Know the Difference: Business Model vs Food Category
- Donald Woo
- Jun 23
- 2 min read
Updated: Jun 24

In F&B industry one of the biggest misunderstandings is that people confuse business model with food category. Just because you want to sell ramen, fish & chips, or Thai curry doesn't mean you need to follow the most common way it’s sold. A dish is the product. A business model is the delivery system — how it's offered, priced, staffed, and structured. You need to separate the two first, before making any real decisions.
A business model is how something runs.
A product — like fish & chips, or dim sum, or laksa — is what it sells.
You can’t assume one should automatically go with the other.
You might want to serve Thai curry in a tapas-bar setting.

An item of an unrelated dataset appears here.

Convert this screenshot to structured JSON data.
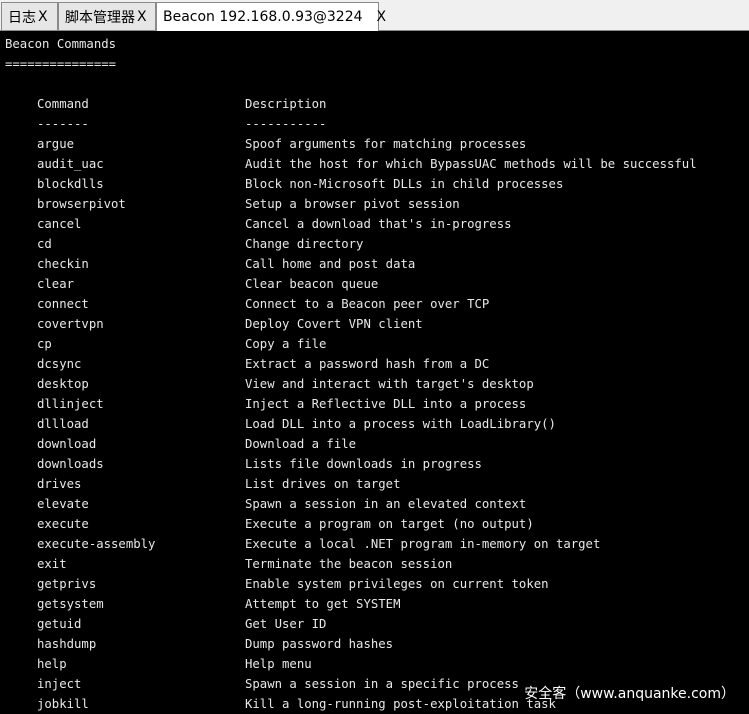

You might want to offer ramen through a cloud kitchen, not a cozy shop.
The product and the model are separate — and need to be chosen wisely.

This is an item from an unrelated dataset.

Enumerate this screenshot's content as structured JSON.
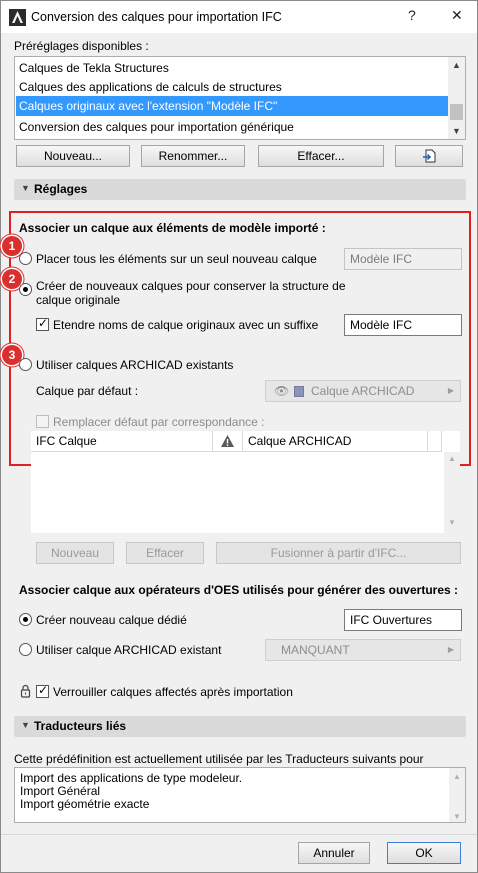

We all learn by copying. But copying blindly — without decoding the system underneath — is a shortcut to failure.
When I observe a great concept, I don’t rush to adopt it.
I ask:
What impressed me?
Is it the menu structure? The pricing logic? The workflow?
Can I guess the kitchen system just by reading the menu?
How do the staff move? What’s the rhythm of the room?
Does it belong to my species — or should I just admire it from afar?
Some places impress me with craftsmanship. But I don’t have to turn admiration into imitation.
Because we’re in different ecosystems. Different conditions. Different minds.
Understanding your own business model is already hard enough.
No need to carry someone else’s on your back.